En revanche, pour l’autre front, point d’affront il y a eu. Au contraire, on plastronne et on savoure la victoire relative de la candidate sous estimée par les médias, comme d’habitude. Elle fait si peur Marine, avec ou sans le bleu, en digne fille du père, que l’intelligentsia médiatique préfère minimiser. Or, ca ne marche pas à tous les coups et elle revient en force, comme une ritournelle, suivant les conjonctures. Cette fois-ci, elle a marqué les esprits avec un score élevé. Fallait bien ça pour que la droite, comme la gauche, nous fasse une leçon de racisme de classe. A droite, au fond, c’est habituel la condescendance et le mépris ouvrier parfois masqué. Enfin, pas toute la droite. Ne généralisons pas. Mais bon, on s’y attend. Sur ce terrain là, malheureusement, la gauche n’a rien à lui envier. Terra Nova, le fameux think tank du PS, depuis longtemps a su intellectualiser, que dis-je théoriser, le discours soi-disant progressiste du mépris ouvrier. Certes, le peuple ca peut-être affreux, sale, bête et méchant. Est-ce à dire qu’il faille en faire une généralité, sous des formules bien sûr compassionnelles, et minimiser par là-même les turpitudes au sein des classes moyennes qui votent à gauche, des fonctionnaires, des jeunes, des femmes et des minorités dont le PS se fait le champion ? Tous ces chantres du progrès social devraient y réfléchir et se remettre en cause.
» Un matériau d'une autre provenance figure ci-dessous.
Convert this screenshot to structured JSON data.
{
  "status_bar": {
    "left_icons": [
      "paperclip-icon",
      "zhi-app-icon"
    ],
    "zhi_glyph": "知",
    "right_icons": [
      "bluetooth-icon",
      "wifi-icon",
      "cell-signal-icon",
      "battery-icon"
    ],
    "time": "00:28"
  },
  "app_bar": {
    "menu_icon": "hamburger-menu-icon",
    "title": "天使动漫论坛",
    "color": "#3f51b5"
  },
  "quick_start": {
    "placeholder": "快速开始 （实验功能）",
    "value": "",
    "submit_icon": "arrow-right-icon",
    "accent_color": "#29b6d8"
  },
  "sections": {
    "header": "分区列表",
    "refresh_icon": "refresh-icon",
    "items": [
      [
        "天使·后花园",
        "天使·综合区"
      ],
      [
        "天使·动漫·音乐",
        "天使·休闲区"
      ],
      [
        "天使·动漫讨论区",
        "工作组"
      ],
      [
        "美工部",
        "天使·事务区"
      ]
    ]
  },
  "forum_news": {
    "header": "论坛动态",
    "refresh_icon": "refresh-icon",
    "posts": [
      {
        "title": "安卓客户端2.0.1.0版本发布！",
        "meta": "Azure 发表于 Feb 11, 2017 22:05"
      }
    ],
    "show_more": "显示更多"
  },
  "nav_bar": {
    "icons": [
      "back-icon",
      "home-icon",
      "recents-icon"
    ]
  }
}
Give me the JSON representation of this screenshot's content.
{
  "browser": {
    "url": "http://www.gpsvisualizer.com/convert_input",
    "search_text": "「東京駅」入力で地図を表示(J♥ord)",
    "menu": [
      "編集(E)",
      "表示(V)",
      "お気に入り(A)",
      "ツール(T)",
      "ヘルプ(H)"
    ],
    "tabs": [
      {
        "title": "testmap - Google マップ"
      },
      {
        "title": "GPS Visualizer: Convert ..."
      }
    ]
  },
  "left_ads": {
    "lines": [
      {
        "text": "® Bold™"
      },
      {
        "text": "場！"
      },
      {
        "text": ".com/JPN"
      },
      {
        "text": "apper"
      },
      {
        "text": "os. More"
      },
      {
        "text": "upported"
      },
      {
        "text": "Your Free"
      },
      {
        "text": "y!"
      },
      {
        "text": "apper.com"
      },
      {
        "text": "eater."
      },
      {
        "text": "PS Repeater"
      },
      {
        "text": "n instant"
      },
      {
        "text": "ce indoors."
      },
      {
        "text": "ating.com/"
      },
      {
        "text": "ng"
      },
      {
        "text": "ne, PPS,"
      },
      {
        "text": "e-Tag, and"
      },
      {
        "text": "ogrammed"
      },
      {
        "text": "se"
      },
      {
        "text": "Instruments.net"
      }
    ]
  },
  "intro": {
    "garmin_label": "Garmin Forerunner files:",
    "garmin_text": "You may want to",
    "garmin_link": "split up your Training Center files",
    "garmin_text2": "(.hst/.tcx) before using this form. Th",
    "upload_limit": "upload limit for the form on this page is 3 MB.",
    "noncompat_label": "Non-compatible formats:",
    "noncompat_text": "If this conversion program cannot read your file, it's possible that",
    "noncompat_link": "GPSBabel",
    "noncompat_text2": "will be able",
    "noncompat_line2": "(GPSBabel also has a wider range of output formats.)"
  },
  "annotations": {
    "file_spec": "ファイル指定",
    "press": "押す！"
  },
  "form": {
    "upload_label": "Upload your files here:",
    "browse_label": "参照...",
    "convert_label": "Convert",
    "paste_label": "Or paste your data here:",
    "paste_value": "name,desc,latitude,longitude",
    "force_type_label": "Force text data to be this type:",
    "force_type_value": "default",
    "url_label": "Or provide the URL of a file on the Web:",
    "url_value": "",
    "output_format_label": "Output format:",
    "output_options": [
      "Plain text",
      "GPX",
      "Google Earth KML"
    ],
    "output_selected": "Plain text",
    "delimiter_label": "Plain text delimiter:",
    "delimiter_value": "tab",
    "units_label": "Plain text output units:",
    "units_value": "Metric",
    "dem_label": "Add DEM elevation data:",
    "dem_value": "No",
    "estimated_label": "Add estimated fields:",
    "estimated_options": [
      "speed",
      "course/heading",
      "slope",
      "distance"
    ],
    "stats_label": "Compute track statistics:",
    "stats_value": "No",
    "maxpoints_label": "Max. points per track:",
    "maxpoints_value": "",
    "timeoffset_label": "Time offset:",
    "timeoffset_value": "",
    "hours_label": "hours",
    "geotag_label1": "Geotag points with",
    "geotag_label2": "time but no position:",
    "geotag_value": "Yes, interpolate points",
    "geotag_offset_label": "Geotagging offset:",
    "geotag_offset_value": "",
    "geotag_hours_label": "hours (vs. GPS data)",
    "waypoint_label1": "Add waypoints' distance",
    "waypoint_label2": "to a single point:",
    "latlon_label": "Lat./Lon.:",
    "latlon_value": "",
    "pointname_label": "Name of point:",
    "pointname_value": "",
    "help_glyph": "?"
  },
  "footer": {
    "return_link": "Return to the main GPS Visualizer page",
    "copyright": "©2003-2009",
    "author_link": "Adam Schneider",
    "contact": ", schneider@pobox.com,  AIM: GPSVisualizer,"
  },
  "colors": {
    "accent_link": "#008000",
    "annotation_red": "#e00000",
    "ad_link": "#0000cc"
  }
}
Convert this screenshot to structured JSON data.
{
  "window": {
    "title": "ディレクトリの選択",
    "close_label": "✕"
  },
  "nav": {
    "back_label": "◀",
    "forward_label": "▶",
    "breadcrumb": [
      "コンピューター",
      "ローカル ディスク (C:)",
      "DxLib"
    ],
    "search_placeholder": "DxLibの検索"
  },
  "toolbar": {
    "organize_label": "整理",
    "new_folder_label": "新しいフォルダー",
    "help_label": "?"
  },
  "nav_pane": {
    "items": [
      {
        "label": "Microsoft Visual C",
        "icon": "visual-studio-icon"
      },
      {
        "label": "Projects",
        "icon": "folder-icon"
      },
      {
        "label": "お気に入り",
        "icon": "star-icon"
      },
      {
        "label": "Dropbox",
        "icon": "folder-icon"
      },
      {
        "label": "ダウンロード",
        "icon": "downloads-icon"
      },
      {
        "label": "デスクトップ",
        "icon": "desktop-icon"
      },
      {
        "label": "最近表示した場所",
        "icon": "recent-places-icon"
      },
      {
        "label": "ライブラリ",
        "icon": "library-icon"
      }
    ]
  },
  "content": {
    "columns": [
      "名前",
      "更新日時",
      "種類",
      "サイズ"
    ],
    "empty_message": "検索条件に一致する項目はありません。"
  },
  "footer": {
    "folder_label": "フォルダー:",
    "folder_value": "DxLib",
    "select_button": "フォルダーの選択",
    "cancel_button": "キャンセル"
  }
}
Et puis il y a cette simplification qui me dérange, moi le fils d’ouvrier. En effet, les ouvriers, les ruraux, les sans diplômes, soit autant de caractéristiques constitutives pour certains bien-pensants du prototype du « beauf », voteraient désormais en majorité pour Marine, en blanc, en bleu, ou bien en rouge, mais voteraient quand même, parce qu’ils ont peur, parce qu’ils souffrent socialement, parce qu’ils n’ont rien compris et n’ont pas les outils mentaux pour comprendre, voire par xénophobie. Un ouvrier, un sans diplôme, qui plus est de province ou bien périurbain, ca reste évidemment un con, pensez-donc ! Le genre d’individu que l’on plaint, à défaut de le mépriser ouvertement. Sarkozy comme Hollande savent aujourd’hui plus encore que par le passé qu’il faut les secourir et les tirer d’un mauvais vote. Ils le proclament tout haut. Le premier singe parfois Marine, surtout depuis le premier tour – marrant quand on sait qu’il aime toujours avoir le premier rôle – le second propose une alternative aux brebis égarées (rassemblement et changement pour maintenant). Les deux se trompent ou font semblant de se tromper, cependant, car les ouvriers ne votent pas forcément plus FN que les autres… Encore un malentendu entre le sommet et la base, une imposture médiatico-intellectuelle ! Si l’on en prend en compte les non inscriptions sur les listes électorales et l’abstention par catégorie sociale, le vote ouvrier et, par extension, populaire pour le FN n’est pas plus élevé que celui d’autres catégories plus diplômées et/ou mieux loties[1]. D’ailleurs, les artisans, commerçants, petits chefs d’entreprise, à leurs yeux excédés de payer par leur labeur « pour tous les autres » ou bien hostiles à la mondialisation et à l’Europe de Maastricht, ainsi qu’une certaine bourgeoisie très conservatrice, affectionnent tout particulièrement le désormais parti de Marine. Mais jamais les médias ne les pointent du doigt comme étant les instruments du succès électoral du FN, contrairement aux sous grades et à la « France d’en bas ». La condamnation morale a toujours été une affaire de classe…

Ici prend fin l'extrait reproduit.